Quand je me suis installée ici, je me suis demandé d’où venaient les petits acronymes devant les noms de médecins au Royaume-Uni (RPOG, MS, etc.). J’ai réalisé qu’il s’agissait en fait de leur affiliation à des « societies » (associations) médicales. J’ai consulté plusieurs sites et j’ai beaucoup aimé le côté formation continue et les newsletters fréquentes et webinars organisés. L’affiliation a été assez simple, mais m’enregistrer comme médecin avec le GMC (organisation britannique délivrant le statut officiel de médecin) a été plus difficile. J’ai dû m’y prendre à plusieurs fois pour obtenir le test d’anglais requis, puis la vérification des diplômes a été assez longue malgré la réactivité des institutions françaises.

 

Le plus important est d’écouter, d’informer les patientes et de les examiner avec respect.

 

Qu’est-ce que vos formation et expérience françaises vous ont apporté ici ?

En France, ma formation s’est beaucoup appuyée sur le « sens clinique » - c’est-à-dire l’utilisation de ses connaissances dans la pratique et le contexte clinique. En d’autres termes, la vie n’est pas simplement un QCM. Or ici, il y a un côté très procédurier et les médecins s’appliquent à « tick the box » (cocher les cases), car ils doivent beaucoup se protéger contre les risques de procès face auxquels on n’est peu sensibilisés en France. J’avais peur d’être aussi craintive en arrivant ici et de changer mon sens clinique, mais je suis restée moi-même. Le plus important est d’écouter, d’informer les patientes et de les examiner avec respect.

 

J'essaie de donner mon temps pour aider les personnes qui n’ont pas les moyens de payer des consultations privées

 

Quelles autres différences avez-vous remarqué dans ce milieu ?

L’hôpital public en France ne va pas bien du tout, mais la NHS (hôpital public britannique) a malheureusement 10 ans d’avance dans la galère. Il y a un système à deux vitesses entre le système public qui prend du temps car tout passe par le médecin généraliste et le système privé où tout se paye et est soudainement plus rapide.
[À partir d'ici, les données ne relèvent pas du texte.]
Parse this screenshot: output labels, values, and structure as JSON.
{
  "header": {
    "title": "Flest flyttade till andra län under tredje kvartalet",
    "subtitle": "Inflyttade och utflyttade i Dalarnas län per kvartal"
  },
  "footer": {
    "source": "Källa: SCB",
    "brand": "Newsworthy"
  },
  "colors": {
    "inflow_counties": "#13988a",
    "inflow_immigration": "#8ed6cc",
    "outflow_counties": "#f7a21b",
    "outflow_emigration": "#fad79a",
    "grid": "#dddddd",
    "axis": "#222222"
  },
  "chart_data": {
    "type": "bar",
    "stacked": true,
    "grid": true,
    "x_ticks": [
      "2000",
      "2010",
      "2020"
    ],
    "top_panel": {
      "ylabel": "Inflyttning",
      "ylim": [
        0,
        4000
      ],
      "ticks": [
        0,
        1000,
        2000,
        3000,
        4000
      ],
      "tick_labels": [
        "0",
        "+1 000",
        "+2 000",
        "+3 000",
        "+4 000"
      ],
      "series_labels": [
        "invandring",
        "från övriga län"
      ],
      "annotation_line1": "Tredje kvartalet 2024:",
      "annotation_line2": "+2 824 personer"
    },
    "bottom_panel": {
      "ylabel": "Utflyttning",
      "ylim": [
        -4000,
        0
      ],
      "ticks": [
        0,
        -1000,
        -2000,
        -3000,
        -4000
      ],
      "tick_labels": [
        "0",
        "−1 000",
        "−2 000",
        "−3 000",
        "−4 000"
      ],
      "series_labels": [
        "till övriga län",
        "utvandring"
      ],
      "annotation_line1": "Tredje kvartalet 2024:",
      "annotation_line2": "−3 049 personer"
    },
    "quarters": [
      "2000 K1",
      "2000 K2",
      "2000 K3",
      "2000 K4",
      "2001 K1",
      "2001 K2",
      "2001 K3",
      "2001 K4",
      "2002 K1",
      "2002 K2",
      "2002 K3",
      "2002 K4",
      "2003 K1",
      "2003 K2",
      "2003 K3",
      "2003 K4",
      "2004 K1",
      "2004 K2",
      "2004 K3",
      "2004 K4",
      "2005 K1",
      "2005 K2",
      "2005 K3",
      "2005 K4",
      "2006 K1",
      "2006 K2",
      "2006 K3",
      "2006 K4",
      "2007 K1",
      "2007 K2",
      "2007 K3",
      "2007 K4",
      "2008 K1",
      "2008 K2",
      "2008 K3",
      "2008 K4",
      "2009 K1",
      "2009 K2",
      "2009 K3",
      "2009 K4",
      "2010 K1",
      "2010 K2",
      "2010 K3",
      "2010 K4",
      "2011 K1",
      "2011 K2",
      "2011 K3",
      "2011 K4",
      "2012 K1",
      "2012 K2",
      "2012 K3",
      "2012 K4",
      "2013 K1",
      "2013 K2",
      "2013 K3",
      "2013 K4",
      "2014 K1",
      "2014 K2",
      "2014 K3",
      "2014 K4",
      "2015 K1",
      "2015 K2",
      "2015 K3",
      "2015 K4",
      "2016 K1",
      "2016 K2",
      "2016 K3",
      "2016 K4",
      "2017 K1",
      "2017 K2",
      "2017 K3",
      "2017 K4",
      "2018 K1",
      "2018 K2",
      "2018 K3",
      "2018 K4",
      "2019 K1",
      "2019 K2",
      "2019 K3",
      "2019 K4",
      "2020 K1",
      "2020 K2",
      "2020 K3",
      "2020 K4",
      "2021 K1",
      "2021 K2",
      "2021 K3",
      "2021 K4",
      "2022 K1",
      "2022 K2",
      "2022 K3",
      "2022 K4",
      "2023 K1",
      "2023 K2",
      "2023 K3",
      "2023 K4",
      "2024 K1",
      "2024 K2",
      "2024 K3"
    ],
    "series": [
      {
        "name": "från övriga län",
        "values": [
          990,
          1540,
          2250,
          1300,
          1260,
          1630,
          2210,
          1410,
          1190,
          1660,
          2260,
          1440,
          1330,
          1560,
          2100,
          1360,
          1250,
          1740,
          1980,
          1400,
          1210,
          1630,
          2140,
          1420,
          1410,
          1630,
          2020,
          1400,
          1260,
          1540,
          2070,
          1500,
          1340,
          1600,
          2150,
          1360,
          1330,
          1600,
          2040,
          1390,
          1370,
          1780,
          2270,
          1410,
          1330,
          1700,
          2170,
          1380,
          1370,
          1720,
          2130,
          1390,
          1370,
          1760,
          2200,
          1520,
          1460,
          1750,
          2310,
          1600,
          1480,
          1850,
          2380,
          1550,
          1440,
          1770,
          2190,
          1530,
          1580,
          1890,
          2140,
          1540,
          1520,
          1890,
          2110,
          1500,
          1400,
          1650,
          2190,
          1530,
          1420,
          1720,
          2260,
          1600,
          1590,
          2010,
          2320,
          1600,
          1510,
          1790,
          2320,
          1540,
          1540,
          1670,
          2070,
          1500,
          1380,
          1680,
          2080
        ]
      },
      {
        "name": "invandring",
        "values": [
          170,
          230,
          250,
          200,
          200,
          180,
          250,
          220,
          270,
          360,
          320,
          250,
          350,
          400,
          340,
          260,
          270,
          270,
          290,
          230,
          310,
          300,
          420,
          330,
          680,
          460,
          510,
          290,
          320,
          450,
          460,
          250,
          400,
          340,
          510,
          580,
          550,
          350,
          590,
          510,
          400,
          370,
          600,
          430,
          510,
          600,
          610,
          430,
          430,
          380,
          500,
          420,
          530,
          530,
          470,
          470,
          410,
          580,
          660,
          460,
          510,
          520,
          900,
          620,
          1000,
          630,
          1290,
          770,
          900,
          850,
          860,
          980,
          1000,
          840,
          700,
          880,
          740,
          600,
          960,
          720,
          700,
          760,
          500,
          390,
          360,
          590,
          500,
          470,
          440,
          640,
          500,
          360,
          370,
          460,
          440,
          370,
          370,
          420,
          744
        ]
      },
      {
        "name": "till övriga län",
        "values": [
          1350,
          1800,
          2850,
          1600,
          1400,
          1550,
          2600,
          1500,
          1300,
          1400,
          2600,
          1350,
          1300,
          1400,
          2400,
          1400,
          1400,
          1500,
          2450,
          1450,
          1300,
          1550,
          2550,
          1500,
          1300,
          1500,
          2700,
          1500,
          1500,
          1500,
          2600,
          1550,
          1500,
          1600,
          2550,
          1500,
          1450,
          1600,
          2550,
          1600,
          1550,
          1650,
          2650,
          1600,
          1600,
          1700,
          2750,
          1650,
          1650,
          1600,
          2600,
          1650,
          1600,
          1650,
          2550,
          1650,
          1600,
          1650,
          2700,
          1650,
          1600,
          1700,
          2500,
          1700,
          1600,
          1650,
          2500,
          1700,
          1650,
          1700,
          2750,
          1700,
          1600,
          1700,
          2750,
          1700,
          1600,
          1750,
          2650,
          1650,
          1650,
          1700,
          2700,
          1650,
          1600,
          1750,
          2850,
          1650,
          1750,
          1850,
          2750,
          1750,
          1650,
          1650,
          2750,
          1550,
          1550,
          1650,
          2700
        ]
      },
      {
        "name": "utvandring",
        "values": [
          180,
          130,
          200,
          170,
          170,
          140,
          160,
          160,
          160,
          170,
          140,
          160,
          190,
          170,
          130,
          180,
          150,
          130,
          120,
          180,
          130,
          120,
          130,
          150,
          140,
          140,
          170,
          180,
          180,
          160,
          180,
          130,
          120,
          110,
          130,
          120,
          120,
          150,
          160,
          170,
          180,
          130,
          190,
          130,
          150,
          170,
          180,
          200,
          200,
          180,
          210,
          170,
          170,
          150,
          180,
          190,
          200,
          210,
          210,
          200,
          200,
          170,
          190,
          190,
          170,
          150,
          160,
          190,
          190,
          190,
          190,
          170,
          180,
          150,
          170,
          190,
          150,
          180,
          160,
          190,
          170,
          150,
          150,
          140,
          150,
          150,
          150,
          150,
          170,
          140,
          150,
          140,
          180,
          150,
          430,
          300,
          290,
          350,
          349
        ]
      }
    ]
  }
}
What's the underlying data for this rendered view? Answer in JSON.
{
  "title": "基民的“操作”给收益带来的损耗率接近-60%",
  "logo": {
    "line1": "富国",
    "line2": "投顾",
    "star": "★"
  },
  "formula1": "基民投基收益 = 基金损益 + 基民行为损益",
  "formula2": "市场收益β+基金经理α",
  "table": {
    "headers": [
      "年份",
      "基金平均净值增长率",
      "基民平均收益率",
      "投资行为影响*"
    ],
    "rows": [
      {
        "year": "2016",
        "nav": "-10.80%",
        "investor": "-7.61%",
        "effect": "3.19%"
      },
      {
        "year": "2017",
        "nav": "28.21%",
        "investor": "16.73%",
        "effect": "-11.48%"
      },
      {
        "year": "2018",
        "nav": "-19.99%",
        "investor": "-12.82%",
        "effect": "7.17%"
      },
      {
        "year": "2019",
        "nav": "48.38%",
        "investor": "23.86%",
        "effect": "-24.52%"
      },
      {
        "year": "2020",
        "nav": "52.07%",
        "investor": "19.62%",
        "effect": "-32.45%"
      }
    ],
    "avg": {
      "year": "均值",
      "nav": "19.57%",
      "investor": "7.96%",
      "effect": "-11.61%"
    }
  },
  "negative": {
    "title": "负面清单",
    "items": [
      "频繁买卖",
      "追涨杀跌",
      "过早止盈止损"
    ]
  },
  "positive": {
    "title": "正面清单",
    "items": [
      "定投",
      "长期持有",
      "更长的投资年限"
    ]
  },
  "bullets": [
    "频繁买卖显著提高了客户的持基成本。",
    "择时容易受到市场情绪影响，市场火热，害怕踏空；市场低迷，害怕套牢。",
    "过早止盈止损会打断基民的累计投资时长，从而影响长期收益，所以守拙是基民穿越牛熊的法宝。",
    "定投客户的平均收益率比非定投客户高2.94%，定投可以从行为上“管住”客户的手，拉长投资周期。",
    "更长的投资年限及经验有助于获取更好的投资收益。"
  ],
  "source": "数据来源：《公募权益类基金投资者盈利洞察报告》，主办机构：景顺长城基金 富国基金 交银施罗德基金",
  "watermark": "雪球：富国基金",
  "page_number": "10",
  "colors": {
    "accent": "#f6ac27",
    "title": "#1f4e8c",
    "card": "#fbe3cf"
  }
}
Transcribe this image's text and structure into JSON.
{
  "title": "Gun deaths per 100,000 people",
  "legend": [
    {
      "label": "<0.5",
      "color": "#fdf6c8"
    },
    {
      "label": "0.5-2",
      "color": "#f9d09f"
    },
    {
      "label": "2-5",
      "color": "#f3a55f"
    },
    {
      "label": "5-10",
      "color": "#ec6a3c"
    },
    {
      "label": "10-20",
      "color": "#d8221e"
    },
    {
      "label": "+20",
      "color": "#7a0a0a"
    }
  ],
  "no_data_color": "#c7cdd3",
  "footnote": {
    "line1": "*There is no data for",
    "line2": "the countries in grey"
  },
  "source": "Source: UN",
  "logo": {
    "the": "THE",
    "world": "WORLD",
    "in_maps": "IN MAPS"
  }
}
J’essaie de donner mon temps pour aider les personnes qui n’ont pas les moyens de payer des consultations privées. Le gouvernement britannique a récemment décidé d’injecter 25 millions de livres sterling pour fonder des « Women’s Health Hubs » (centres de santé pour la femme) et je me demande comment ils vont les remplir s’ils n’ont pas de personnes formées. Dans la clinique où je pratique, il y a quand même beaucoup de demandes pour de la gynécologie med grâce à la communauté française et d’autres communautés étrangères à Londres qui connaissent cette culture.

 

J’aimerais aussi fonder un « vagina truck » (bus du vagin) avec la NHS

 

Quels sont vos projets futurs ?

J’aimerais étendre mon activité pour aider un maximum de femmes ici et si possible commencer à travailler à la NHS, soit dans ma surspécialité qu'est la cancérologie, soit en gynécologie. J’aimerais aussi fonder un « vagina truck » (bus du vagin) avec la NHS. Il existe déjà un projet similaire avec le bus de la prostate qui voyage dans tout le pays pour faire des dépistages du cancer de la prostate.